Здесь он застал обычно инспектирующего их, курчавого, очень длиннолицего, смуглого человека по фамилии Занадворов. У этого Занадворова было прозвище «на местах», потому что он очень любил выражение — «в то время как мы даем совершенно определенные указания, на местах все-таки…» У Лапшина с Занадворовым сложились издавна чрезвычайно дурные отношения, и чем дальше они узнавали друг друга, тем нетерпимее становились один к другому. Все, что делал Лапшин, представлялось Занадворову провинциальным, местническим и самонадеянным, а все, что говорил Занадворов, Иван Михайлович заранее считал пустозвонством и собачьей ерундой. Разумеется, как всегда в таких случаях, оба они были не слишком правы, но на свете уже не существовало такой силы, которая смогла бы их примирить. Лапшин не раз крупно говорил с Занадворовым и, увидев его нынче у начальника, насулился, не ожидая ничего хорошего от этой встречи.
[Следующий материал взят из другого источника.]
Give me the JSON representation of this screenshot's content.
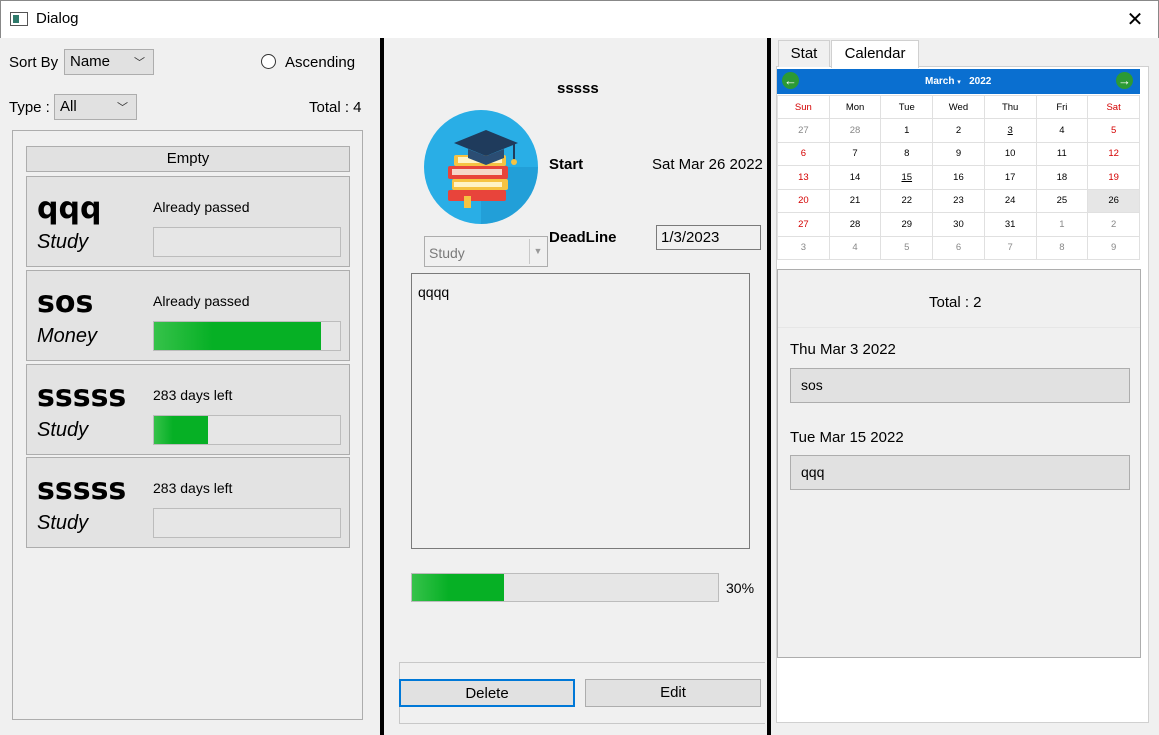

— Привет! — сказал Занадворов, обернувшись на скрипнувшую дверь. — Заходи. Иван Михайлович, давненько не виделись…
— Да вроде бы давненько, с месяц не имел я удовольствия вас видеть.
— Всего месяц, а ты постарел. Все стареем понемножку. Вот и я седеть начал. У кого что… у кого сердчишко, у кого очки, у кого прострел, кто сверх меры злой сделался, очень уж на свою интуицию рассчитывает, на бас людей берет. Случается?
— А я не в курсе, о ком идет речь, — сердито ответил Лапшин, хотя и догадывался, что Занадворов толкует о нем.
— Поставить в курс? — спросил Занадворов, «сверля» Лапшина своими черными жгучими глазами.
Этот мнимо-сверлящий, липово-следовательский взгляд всегда раздражал Лапшина, как раздражало все поддельное, неискреннее, наигранное.